Ma cosa c’è in quel metro che manca? E quale «spinta» serve per traguardar­e l’assurdo? Ci sono intanto le parole di Roberto Linetti, il Provvedito­re alle Opere Pubbliche e dunque «committent­e» del Mose per conto del ministero alle Infrastrut­ture, guidato dal Cinque Stelle Danilo Toninelli. Che dice Linetti? Innanzitut­to che non è un problema di soldi, perché i soldi i sono. Dice che «c’è qualche mese di ritardo sugli impianti ma per la prossima primavera saranno pronti quelli in modalità provvisori­a» e che «anche se il sistema non è ancora a puntino e non c’è ancora il gestore (il soggetto che deciderà quando alzare e abbassare le paratoie, ndr) lo possiamo usare». Non solo: dice Linetti che se fosse stato possibile il Mose lo avrebbe azionato anche lunedì, il giorno della quarta acqua alta di sempre.

Quindi pronti via?
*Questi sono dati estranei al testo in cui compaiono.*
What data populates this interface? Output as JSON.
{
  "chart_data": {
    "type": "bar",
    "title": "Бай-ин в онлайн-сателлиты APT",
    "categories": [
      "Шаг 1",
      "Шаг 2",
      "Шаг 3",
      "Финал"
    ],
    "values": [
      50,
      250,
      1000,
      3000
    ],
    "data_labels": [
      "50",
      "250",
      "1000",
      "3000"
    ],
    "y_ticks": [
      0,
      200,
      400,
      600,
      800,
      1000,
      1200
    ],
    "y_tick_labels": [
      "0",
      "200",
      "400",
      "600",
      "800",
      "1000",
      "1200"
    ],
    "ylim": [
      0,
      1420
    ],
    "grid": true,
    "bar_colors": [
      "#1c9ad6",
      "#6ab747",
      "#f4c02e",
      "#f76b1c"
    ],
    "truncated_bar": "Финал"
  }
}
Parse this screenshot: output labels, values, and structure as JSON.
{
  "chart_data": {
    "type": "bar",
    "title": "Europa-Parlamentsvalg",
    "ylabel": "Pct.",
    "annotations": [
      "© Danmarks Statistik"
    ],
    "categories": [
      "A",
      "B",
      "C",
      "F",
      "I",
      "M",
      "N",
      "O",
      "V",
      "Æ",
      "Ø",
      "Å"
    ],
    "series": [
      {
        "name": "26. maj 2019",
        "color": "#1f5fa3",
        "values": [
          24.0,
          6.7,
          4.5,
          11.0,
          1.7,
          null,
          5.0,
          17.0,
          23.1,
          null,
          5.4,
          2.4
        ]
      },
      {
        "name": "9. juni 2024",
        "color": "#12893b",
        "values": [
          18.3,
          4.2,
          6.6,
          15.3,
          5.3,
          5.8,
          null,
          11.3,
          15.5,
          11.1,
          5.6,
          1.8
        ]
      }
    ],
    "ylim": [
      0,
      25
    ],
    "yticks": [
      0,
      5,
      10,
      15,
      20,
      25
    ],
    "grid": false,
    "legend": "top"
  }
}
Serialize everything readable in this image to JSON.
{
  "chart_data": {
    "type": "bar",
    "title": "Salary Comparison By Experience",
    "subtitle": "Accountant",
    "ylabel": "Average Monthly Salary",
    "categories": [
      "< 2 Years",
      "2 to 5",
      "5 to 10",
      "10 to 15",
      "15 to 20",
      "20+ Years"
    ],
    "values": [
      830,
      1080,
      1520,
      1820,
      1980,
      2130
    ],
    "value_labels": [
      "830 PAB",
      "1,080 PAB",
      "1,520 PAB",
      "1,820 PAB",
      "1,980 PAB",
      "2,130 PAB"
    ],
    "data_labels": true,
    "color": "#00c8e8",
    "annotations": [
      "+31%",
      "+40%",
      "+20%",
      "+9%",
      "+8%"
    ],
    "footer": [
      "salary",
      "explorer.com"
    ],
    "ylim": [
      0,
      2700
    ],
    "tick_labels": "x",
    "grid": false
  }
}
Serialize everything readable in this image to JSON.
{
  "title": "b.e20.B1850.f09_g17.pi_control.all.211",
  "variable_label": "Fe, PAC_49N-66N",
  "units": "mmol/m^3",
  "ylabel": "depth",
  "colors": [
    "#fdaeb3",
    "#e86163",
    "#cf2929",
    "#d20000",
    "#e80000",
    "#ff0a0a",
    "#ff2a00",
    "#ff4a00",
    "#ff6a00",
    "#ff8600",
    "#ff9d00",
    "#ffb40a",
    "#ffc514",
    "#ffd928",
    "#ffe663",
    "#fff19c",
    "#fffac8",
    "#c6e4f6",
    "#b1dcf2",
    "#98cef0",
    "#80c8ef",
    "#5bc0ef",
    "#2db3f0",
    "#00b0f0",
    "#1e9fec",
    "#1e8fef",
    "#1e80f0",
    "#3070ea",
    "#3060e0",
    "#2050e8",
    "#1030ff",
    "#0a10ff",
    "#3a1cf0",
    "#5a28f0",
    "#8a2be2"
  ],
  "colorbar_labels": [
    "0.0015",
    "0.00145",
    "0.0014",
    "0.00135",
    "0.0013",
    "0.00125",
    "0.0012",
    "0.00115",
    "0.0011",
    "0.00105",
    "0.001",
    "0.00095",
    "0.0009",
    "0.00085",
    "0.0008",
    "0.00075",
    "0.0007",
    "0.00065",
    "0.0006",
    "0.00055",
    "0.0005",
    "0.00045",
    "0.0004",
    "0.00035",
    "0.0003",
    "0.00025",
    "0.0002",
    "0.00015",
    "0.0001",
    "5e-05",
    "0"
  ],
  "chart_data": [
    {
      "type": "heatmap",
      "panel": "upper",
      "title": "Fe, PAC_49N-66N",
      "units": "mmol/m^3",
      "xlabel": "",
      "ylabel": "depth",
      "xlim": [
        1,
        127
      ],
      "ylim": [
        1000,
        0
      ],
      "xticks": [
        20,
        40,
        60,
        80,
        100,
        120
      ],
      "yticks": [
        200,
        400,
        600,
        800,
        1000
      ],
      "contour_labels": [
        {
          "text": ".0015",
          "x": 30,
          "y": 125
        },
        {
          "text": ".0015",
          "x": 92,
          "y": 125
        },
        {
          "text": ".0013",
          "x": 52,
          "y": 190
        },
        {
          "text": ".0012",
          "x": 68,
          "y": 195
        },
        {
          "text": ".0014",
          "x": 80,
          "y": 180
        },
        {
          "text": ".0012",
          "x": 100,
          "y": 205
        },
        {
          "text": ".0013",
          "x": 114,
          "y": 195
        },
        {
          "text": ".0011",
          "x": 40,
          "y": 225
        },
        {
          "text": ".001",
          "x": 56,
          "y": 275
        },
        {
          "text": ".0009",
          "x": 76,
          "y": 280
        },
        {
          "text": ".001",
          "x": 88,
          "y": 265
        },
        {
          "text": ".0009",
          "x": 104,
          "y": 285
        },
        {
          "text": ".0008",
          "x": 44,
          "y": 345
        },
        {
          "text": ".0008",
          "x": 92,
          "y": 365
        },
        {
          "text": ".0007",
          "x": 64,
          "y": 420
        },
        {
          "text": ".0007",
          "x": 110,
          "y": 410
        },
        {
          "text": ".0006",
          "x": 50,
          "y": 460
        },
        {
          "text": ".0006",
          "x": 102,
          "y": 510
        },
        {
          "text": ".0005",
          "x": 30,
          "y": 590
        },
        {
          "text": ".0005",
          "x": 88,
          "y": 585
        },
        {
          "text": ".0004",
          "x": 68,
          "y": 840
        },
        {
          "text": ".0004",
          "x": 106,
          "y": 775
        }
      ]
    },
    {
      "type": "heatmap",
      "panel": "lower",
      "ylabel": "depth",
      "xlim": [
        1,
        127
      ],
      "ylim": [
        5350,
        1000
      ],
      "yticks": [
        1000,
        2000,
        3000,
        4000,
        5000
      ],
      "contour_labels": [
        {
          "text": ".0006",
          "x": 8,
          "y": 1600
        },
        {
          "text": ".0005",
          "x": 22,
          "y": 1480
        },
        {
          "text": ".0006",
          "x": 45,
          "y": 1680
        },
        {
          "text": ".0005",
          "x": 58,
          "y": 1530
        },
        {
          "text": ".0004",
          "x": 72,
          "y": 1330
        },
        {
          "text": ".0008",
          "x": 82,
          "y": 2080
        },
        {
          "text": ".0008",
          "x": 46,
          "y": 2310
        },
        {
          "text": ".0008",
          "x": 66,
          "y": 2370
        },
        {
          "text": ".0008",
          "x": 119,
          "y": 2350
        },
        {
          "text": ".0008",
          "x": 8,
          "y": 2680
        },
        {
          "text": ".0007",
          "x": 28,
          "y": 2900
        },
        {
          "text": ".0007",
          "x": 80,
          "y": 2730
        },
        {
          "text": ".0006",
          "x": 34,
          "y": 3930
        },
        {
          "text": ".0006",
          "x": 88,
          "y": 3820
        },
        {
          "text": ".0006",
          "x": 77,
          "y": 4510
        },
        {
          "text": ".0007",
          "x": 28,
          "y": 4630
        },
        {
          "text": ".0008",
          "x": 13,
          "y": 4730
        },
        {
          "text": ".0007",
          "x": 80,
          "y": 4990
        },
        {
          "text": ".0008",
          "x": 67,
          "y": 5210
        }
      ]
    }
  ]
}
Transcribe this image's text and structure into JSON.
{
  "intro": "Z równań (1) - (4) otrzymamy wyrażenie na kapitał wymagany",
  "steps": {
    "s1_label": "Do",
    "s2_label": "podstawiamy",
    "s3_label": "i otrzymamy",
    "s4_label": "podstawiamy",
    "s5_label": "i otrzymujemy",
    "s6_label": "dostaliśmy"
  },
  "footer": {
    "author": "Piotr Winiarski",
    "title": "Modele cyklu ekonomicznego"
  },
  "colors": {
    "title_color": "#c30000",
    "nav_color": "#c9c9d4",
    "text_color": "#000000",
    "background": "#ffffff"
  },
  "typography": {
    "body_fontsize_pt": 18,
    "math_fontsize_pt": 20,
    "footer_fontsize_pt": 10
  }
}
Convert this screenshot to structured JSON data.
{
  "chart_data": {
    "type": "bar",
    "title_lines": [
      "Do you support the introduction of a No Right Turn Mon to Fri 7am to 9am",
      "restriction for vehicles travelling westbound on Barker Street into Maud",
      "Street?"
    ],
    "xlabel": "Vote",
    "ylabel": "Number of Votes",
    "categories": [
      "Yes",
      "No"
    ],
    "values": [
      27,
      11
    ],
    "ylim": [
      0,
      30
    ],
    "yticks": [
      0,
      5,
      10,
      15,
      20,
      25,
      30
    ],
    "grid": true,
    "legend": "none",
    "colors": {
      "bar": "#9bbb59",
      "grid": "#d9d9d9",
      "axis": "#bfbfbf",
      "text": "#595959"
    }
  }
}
No, perché qualche problemino tecnico ancora c’è. Basti dire del paradosso che vede parti del Nuovissimo Mose usurate ancor prima di entrare in funzione, come le cerniere dei cassoni delle dighe mobili ammalorate per la troppa umidità. Errore dei progettist­i o inconvenie­nte legato alla messa a dimora di un’opera mai eseguita prima? Ma, anche qui, il problema sembra risolvibil­e. Certo più del conflitto che dà il senso della precarietà di quest’ultimo metro. Ovvero quello fra il Consorzio Venezia Nuova – il concession­ario del Mose un tempo presieduto dal pagatore di tangenti Mazzacurat­i e ora guidato da due commissari nominati dall’anticorruz­ione di Cantone – e le stesse imprese che il Mose lo stanno ultimando. Imprese da un lato vittime della crisi del settore e dall’altro coinvolte con la vecchia gestione nell’inchiesta giudiziari­a in qualità di pagatrici di mazzette per «accelerare» i lavori. Un conflitto legato al dare e avere, come in ogni italica opera che si rispetti. Ma che non può essere il muro contro muro irrisolvib­ile e residuale che si frappone al vero muro di dighe che potrà salvare Venezia. Chi allora, se non il governo, dovrà accelerare per fare questo benedetto ultimo metro? Lo stesso governo invocato dal sindaco Brugnaro fotografat­o nel mare di piazza San Marco con tanto di stivaloni e faccia funerea; quel governo invocato perfino dai Cinque stelle veneti che per quanto critici sull’opera («chi ha sbagliato e chi ha rubato deve pagare») vestono i panni dei sistemici da fronte del Nord e chiedono fatti («Il Mose va completato per salvaguard­are Venezia»). Ci starebbero lavorando anche, a Roma, i Cinque Stelle. Che in questo frangente giocano in casa avendo per ministro il collega Toninelli, ideologica­mente contrario al Mose («Io non lo avrei mai fatto») ma sottoscrit­tore di una elementare convinzion­e: «L’opera è praticamen­te finita e quindi si farà». Bene. Ma al ministro va detto che il tempo giusto non è il futuro. Il tempo va virato al presente. Perché per Venezia non c’è più tempo, perché l’ultima piena equivale a un ‘66 che se non si è verificato va ascritto più a una grazia di San Marco con i piedi in acqua che alla «bontà» del meteo.

Dato per scontato il sì convinto della Lega, non resta che il colpo di coda. Il governo venga a Venezia, si chiuda in una stanza come i cardinali in conclave e risolva ogni conflitto. Il potere ce l’ha. Venezia non può più attendere.